Dec 30 (Reuters) - Sangamo Therapeutics said on Monday that partner Pfizer has terminated their hemophilia A gene therapy co-development agreement, sending its shares down 54.3% in extended trade.

Sangamo added that it has now regained the rights to the therapy's development and would explore all options to advance the program, including seeking a potential new collaboration partner.

The agreement's termination has delayed Sangamo's chance to bring a product to market, as Pfizer was expected to submit data for potential approval of the therapy in early 2025.

The decision was made following an extensive analysis of clinical trial results, expert feedback and a slow uptake of hemophilia A gene therapy in patients with moderate to severe disease and there is currently limited interest in another gene therapy option for the specified patient population, Pfizer said in a statement.

"We believe it is best to re-dedicate our time and resources to those assets and treatments that will have the greatest impact on patients and the greatest chance of commercial success," Pfizer added.

Earlier this year, Pfizer had revealed data from the therapy's late-stage study, which showed that the treatment reduced the number of annual bleeding episodes in patients with the rare disorder.

Sangamo said that the collaboration and license agreement with Pfizer would officially terminate on April 21 next year.
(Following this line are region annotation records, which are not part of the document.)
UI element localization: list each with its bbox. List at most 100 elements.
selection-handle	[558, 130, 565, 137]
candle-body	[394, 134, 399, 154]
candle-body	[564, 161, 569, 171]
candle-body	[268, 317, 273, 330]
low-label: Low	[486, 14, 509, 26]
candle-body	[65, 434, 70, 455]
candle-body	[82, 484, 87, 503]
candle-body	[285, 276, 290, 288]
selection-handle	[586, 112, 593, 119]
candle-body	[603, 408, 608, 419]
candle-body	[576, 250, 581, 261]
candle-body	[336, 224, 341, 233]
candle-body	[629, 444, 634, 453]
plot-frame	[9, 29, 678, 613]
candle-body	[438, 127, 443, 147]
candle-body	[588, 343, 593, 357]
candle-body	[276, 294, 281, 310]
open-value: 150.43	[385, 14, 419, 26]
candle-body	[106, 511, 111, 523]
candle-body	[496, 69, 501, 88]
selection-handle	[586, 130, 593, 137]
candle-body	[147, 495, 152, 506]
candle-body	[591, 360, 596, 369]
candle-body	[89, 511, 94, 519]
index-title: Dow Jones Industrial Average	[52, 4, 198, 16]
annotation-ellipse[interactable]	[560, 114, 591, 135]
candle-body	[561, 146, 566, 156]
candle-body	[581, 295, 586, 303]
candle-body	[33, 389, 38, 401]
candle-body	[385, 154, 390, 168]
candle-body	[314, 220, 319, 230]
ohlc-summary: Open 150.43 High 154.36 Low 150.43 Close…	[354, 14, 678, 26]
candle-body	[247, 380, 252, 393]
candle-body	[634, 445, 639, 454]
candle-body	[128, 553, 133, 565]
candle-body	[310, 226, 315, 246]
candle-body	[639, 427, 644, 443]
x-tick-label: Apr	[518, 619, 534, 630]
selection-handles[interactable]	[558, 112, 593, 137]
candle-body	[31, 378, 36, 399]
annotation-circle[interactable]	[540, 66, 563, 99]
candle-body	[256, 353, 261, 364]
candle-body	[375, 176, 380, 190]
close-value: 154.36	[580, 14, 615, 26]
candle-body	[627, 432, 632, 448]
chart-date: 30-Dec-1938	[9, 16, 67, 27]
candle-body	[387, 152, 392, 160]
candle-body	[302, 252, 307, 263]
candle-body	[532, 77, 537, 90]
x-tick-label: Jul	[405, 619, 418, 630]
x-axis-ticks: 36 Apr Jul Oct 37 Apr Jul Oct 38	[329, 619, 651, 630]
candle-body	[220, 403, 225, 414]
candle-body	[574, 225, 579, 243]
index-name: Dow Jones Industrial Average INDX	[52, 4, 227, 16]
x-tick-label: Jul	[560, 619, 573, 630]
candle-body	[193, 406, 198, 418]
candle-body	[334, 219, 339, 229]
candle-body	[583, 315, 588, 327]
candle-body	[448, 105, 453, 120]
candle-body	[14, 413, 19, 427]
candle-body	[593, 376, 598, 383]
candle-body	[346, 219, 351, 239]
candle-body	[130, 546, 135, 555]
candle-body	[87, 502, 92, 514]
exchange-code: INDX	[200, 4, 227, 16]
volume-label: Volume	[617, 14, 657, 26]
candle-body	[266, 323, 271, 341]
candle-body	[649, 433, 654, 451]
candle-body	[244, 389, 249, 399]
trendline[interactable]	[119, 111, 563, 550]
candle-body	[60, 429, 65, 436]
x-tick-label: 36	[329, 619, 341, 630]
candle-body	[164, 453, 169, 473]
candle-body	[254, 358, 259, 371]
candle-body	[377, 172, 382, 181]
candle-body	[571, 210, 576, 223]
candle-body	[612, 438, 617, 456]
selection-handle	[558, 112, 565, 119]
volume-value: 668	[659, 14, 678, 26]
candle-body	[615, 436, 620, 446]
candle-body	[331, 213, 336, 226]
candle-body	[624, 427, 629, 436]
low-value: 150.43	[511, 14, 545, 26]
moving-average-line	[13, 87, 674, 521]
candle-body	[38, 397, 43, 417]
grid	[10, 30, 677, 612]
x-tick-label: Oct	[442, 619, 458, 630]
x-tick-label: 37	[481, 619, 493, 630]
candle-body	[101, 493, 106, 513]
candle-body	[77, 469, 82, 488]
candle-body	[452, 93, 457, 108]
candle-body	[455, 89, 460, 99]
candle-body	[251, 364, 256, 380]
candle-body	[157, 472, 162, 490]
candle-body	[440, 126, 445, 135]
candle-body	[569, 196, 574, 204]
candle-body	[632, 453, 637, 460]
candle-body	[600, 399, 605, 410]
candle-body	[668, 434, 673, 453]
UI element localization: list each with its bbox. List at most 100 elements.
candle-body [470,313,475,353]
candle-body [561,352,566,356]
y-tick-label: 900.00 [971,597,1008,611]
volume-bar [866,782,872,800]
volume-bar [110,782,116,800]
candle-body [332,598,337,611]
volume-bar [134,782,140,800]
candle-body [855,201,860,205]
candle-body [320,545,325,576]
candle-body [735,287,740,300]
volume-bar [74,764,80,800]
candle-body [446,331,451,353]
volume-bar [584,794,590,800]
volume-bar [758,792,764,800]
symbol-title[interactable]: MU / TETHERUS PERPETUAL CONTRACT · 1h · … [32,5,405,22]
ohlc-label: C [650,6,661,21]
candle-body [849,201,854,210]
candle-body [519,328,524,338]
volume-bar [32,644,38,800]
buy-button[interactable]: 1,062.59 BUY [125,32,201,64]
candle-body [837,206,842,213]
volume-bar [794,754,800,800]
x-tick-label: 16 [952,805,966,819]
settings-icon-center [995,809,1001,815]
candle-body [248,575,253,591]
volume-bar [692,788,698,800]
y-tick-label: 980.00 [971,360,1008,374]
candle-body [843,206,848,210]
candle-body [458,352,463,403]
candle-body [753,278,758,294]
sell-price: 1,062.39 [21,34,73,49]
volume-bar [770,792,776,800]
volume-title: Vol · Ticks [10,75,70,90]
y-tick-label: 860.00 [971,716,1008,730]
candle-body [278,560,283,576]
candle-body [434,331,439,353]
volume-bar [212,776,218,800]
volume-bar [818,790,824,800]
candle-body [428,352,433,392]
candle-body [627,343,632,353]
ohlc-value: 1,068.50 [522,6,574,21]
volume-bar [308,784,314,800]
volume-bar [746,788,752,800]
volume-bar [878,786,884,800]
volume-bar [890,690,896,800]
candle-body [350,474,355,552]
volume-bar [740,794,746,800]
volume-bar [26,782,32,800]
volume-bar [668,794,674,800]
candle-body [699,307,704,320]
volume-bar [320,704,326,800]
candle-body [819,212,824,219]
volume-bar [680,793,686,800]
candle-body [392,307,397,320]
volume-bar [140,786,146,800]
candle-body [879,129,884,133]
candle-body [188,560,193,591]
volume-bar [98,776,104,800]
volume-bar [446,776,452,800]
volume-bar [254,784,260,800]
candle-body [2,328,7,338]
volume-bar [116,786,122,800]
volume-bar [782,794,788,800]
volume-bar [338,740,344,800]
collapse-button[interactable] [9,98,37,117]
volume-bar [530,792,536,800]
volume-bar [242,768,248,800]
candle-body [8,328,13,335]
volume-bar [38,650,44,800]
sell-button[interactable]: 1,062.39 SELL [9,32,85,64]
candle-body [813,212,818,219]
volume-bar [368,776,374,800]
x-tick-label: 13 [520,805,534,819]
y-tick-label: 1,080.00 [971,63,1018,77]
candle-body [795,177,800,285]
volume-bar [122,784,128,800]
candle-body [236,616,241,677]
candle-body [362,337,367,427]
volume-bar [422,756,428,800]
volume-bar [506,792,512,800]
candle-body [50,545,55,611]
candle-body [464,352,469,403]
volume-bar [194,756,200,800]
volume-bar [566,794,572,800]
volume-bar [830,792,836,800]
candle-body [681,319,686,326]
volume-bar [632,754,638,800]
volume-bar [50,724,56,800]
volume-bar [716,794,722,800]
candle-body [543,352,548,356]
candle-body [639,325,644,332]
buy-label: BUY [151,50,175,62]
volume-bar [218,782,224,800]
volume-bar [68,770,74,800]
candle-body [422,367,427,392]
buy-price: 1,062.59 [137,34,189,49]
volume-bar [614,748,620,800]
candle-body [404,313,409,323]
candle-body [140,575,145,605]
All trial participants will continue to be monitored as planned during the transition period.

Hemophilia A, affecting about 25 in every 100,000 male births globally, is caused by a faulty gene that disrupts the production of clotting factors, leading to spontaneous and severe bleeding after injuries or surgery.

Sangamo said it remains focused on advancing its other therapy for the inherited disorder Fabry disease toward submission for potential approval in the second half of 2025.